Charlotte Williams 6/15/2011
This is a question that an increasing number of rural areas are asking, particularly in the area of food animal care. Food animal practitioners now make up fewer than 10 percent of the veterinarians in the United States, according to a 2006 study by the Food Supply Veterinary Medicine Coalition. Their work includes a wide variety of skills, from prevention and disease control on production farms to USDA food safety and inspection to laboratory analysis of processed meat samples.

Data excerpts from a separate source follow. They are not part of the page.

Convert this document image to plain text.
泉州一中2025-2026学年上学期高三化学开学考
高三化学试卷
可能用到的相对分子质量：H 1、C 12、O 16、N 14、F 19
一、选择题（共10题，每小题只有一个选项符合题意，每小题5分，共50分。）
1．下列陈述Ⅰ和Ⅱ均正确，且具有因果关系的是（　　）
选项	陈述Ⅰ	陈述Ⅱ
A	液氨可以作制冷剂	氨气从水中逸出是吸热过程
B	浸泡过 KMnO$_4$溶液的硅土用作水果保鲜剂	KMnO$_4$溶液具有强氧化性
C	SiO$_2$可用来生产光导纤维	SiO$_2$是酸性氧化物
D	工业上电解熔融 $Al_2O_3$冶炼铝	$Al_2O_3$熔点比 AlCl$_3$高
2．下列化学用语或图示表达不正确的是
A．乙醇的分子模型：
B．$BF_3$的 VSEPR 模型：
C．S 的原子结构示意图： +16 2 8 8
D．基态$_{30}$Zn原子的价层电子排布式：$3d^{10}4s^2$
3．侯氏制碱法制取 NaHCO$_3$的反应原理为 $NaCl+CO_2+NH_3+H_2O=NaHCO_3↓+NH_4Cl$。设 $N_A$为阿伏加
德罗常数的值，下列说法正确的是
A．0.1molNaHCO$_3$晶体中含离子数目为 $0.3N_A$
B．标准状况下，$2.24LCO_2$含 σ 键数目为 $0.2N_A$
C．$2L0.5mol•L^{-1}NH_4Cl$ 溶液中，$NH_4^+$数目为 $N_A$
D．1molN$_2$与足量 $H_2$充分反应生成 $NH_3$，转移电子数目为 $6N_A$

A number of programs are actively in place throughout the country to combat this growing problem, including state student loan repayment programs, rural veterinary internships, and others. For example, last year Dr. Joe Hillhouse participated in an initiative led by the American Veterinary Medical Association (AVMA) through the AVMA/AVMF Food Animal Veterinary Recruitment and Retention Program to provide student loan debt forgiveness for veterinarians who met the requirements.
His practice in the small Texas towns of Borger and Panhandle also actively recruits from schools as far away as Cornell University in New York to provide internships for students who are considering a life away from the big city.
He also assisted this year in hosting the annual Food Animal Production Tour for first and second year veterinary students from Texas A&M University. They traveled over a thousand miles to visit facilities in the Texas Panhandle and to taste the sweet life in small towns. The Tour is designed to showcase state-of-the-art operations in the dairy, feedlot, swine, and beef industries and to show potential food animal veterinarians the multitudes of opportunities in food supply veterinary medicine.
This year’s cow/calf tours included a visit to the 6666 Ranch – a working Angus cattle ranch that is part of the 275,000 acre Burnett Ranches – a visit to an organic dairy, and a final stop at the WW Ranch Miniature Herefords. Quite a variety of experiences!
Unlike the larger facilities, the WW Ranch allowed the students to interact directly with the animals and to see the positive, close relationship that can develop between a veterinarian and his clients. Dr. Joe is a regular visitor to the ranch for show papers, brucellosis vaccinations, and the occasional foot rot or “what is THAT??” treatment. It also gives his interns a small, gentle set of cattle to become comfortable with procedures before tackling the Big Guys.
The Tour concluded with a lunch sponsored by the owners of WW Ranch, Steve & Charlotte Williams, at a local brewery club, and a warm send-off for the final bus trip back to College Station, TX.
Hopefully the support of people and programs like these will continue to encourage young veterinarians to make the choice to provide care for our nation’s food animals. Whether you drink milk, wear a sweater, or eat the occasional BLT, your life is affected by the direction their lives take.